The Red Hat OpenShift Container Platform on VPC Landing Zone deployable architecture establishes a scalable foundation for hosting container-based workloads. It configures VPCs, subnets, worker pools, secure ingress, key management, and object storage for secure backups.

Summary of IBM Cloud guidance for platform engineers

In response to the cost and complexities of modern infrastructure management, platform engineering is emerging as a strategic approach favored by development organizations. IBM Cloud® capabilities can be incorporated into the internal developer platform (IDP) developed by the platform engineering team.

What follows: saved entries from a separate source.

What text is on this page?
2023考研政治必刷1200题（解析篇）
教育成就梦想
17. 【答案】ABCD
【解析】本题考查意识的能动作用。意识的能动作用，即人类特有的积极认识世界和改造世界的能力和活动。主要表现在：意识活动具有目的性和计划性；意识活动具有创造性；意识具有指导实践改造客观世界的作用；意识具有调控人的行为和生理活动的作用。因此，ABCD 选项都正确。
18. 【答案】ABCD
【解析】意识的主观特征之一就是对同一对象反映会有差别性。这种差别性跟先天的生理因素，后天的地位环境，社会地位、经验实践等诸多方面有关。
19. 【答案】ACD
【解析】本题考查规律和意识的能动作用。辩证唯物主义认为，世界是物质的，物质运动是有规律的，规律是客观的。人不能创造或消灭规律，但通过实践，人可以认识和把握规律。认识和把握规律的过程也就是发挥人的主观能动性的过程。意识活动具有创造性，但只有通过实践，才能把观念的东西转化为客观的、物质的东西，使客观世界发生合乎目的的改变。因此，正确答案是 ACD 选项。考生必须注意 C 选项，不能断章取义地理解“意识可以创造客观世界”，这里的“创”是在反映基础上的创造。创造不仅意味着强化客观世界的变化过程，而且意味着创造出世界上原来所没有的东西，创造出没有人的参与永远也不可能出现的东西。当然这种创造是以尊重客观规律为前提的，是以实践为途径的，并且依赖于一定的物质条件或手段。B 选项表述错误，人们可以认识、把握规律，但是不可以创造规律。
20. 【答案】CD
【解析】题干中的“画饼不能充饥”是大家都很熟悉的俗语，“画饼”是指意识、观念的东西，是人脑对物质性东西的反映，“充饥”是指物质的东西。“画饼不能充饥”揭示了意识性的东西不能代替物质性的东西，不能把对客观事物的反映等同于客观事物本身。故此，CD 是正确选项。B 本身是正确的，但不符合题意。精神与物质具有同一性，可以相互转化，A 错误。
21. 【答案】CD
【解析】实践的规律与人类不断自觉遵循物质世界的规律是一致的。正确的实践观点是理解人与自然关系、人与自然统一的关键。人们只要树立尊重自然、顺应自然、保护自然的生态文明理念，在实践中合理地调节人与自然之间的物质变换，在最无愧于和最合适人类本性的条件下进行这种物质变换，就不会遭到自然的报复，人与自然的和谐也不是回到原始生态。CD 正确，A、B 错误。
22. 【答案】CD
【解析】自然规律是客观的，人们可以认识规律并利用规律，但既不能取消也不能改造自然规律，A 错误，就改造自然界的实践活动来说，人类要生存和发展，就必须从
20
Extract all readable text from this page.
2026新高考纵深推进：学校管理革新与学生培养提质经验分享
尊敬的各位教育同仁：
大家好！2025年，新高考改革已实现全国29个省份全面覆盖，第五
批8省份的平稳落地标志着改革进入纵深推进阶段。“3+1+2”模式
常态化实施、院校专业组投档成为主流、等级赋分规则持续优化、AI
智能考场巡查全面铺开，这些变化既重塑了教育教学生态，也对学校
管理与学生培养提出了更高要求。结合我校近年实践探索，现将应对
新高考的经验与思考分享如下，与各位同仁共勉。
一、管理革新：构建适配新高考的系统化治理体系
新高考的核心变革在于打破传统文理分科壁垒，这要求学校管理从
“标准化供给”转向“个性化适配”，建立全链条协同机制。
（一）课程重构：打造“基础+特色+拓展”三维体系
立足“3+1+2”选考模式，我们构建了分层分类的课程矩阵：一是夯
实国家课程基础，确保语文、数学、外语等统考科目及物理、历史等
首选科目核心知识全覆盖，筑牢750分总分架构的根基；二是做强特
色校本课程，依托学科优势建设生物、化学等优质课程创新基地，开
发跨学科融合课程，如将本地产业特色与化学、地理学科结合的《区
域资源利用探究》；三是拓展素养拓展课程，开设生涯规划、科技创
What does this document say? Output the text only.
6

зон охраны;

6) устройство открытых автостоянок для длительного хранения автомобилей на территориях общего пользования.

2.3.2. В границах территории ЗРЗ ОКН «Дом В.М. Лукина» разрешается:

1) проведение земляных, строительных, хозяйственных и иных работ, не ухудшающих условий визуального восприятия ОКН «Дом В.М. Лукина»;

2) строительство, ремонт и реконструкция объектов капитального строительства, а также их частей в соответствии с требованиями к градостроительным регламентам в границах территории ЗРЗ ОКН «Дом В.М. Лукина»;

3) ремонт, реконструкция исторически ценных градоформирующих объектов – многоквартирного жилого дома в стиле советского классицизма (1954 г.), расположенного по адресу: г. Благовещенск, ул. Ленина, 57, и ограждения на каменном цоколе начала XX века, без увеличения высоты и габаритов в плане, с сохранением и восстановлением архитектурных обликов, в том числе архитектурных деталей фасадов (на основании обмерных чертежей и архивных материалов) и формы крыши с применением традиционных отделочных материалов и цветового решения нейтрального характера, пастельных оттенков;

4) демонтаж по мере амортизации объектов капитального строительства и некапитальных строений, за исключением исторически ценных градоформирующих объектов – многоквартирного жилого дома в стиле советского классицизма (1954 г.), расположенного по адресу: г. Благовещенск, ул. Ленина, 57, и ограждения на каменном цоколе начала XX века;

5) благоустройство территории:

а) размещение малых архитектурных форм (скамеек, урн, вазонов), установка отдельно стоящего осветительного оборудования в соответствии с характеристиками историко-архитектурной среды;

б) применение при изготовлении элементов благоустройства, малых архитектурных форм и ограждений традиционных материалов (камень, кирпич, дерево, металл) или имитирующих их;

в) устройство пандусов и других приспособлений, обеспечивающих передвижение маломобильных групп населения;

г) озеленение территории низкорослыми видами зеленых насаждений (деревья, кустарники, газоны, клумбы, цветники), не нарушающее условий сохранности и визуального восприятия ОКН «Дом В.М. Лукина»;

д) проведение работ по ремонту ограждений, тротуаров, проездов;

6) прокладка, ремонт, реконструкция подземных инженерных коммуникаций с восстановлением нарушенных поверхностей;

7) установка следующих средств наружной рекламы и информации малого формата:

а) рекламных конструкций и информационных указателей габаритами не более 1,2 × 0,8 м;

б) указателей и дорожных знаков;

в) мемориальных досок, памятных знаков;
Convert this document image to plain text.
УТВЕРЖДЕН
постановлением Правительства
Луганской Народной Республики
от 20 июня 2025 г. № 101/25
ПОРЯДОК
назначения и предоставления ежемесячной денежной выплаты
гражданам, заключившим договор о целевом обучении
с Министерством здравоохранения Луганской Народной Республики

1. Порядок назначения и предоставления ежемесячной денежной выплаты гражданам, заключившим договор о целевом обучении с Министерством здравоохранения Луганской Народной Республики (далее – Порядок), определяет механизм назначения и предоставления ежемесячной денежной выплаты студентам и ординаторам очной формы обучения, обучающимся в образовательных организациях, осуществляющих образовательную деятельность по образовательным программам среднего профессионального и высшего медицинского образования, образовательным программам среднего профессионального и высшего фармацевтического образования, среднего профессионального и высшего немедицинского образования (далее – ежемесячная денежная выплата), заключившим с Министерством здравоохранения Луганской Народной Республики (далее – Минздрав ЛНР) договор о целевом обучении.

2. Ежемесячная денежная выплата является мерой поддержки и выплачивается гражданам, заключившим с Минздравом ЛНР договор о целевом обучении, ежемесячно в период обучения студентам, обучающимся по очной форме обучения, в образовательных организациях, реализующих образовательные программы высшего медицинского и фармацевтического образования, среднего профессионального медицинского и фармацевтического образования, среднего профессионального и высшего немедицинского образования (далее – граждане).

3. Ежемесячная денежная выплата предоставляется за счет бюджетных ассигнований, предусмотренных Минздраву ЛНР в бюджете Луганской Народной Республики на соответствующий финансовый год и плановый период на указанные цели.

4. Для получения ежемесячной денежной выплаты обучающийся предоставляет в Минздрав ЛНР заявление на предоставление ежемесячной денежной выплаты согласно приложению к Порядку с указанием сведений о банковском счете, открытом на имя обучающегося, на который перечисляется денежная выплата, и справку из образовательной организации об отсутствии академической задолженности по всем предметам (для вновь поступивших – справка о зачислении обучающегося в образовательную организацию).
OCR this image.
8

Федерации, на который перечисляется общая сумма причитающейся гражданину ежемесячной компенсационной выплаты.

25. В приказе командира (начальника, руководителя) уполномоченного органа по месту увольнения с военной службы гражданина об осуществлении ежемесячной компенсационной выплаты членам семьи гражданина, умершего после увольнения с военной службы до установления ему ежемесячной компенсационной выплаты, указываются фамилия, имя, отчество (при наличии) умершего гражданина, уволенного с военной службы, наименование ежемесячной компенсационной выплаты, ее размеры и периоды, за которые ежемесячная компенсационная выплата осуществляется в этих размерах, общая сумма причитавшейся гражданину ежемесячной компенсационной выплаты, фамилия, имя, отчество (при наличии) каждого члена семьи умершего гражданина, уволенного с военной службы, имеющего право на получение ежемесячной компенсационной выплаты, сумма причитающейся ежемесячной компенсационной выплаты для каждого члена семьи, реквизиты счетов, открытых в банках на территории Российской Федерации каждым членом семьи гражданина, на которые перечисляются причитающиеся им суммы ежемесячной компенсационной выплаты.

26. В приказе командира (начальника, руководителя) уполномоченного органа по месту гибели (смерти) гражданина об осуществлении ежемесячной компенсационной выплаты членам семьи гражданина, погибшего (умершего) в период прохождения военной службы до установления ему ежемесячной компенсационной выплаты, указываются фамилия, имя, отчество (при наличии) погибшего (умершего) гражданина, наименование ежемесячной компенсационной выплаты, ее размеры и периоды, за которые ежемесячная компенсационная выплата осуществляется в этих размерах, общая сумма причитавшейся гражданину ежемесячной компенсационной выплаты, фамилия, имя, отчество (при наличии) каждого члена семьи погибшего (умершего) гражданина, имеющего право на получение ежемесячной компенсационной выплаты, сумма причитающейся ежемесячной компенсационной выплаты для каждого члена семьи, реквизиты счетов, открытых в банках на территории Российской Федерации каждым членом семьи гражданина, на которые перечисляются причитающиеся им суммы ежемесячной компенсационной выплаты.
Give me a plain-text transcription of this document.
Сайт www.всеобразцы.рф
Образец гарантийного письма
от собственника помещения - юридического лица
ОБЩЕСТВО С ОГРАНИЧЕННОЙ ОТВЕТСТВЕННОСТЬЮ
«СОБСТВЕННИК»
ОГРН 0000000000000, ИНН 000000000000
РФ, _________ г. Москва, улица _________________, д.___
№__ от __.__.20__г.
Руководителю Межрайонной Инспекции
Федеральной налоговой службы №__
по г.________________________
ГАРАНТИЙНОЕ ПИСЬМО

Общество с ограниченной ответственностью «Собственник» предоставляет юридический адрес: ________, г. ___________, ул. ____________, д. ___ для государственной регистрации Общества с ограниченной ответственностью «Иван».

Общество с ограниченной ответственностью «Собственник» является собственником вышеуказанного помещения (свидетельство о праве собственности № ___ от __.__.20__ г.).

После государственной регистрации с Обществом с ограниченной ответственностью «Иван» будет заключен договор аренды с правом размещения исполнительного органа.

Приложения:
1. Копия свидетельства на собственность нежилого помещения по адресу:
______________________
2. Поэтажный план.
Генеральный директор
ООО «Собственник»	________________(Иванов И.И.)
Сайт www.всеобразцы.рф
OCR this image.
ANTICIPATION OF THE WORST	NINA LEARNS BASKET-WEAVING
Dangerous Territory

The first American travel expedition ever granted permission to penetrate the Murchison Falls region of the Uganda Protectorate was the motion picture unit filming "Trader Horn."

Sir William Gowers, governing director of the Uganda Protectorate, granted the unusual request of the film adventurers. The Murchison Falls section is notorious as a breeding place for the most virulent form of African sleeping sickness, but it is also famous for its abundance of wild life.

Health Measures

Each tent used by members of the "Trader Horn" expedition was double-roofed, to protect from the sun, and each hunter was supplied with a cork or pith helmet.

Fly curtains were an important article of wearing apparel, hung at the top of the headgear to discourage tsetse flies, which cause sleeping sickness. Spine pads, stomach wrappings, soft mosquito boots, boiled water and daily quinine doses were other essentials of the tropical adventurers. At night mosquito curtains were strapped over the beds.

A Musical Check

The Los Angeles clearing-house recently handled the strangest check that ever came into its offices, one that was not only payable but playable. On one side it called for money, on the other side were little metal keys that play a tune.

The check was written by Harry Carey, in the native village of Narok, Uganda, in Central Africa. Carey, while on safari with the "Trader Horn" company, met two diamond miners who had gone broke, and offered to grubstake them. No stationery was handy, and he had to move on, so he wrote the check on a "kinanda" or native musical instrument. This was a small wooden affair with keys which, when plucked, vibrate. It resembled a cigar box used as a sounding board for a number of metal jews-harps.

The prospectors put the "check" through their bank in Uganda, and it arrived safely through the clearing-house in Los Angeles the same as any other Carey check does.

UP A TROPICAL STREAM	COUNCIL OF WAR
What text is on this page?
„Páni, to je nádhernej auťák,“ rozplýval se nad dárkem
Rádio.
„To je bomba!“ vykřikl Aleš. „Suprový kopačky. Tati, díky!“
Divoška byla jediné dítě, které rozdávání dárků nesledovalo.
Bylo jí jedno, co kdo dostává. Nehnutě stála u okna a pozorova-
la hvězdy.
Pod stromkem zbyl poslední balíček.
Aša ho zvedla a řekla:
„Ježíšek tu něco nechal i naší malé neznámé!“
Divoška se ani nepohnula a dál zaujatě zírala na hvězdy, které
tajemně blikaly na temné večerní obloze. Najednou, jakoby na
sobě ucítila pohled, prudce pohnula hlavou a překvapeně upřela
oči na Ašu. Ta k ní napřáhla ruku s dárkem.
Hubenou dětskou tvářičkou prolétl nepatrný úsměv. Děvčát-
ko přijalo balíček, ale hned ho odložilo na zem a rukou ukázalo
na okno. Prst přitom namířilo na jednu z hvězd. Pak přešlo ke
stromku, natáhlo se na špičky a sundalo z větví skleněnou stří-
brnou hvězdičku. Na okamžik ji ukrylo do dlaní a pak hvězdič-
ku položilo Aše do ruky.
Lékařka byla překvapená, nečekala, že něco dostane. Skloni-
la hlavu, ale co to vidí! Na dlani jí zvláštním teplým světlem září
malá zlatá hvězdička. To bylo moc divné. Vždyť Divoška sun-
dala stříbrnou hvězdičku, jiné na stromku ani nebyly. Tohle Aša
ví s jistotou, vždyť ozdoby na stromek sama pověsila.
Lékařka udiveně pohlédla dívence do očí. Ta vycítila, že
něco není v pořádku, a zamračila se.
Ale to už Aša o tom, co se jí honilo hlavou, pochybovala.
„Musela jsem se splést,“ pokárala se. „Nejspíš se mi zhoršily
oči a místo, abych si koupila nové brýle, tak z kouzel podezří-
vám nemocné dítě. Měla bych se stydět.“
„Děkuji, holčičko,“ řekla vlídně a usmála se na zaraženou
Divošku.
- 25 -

Key IBM Cloud best practices for platform engineers

  • Automate infrastructure and operations: Use Terraform and Ansible to define infrastructure, onboarding, and Day 2 operations. Leverage IBM Cloud's library of terraform modules and deployable architectures. Package custom automation as deployable architectures for reuse.
  • Implement CI/CD pipelines incorporating shift left: Use or extend the DevSecOps Application Lifecycle Management deployable architecture (based on IBM Cloud Continuous Delivery) to integrate shift-left security, quality, and compliance checks and to automate commit check (CC), continuous integration (CI), and continous delivery (CD) processes.
  • Enable self-service automation: Offer automation through the IBM Cloud catalog, ensuring easy access for development teams, while ensuring only approved solutions are used and assisting with versioning, access, and compliance.
  • Enforce secure access controls: Apply least-privilege principles for users by providing access to approved automation rather than directly to resources. Use trusted profiles for temporary privilege escalation.
  • Streamline compliance management: Audit custom deployable architectures and log compliance in the IBM Cloud catalog, and use Security and Compliance Center to automate compliance checks.
  • Maintain deployment integrity: Use IBM Cloud projects to detect drift, ensure compliance, track inventory, and keep deployments up to date.
  • Optimize account segmentation: Separate administration, production, and nonproduction workloads with enterprise accounts for better governance.
  • Ensure high availability and disaster recovery: Leverage built-in high availability and business continuity and disaster recovery capabilities instead of custom solutions on IBM Cloud.
  • Manage costs effectively: Use IBM Cloudability for cost monitoring, charge-backs, and show-backs. Take advantage of enterprise savings plans, reservations, and subscriptions for discounts. Used shared infrastructure for services with fixed costs as appropriate.
  • Enhance observability and event management: Monitor infrastructure with Cloud Monitoring and Cloud Logs. Provide developers with access during onboarding. Integrate monitoring with Event Notifications to route key alerts to the right teams.

By following these best practices, platform engineers can reduce operational overhead, enhance security and compliance, and empower application teams to operate efficiently in complex environments.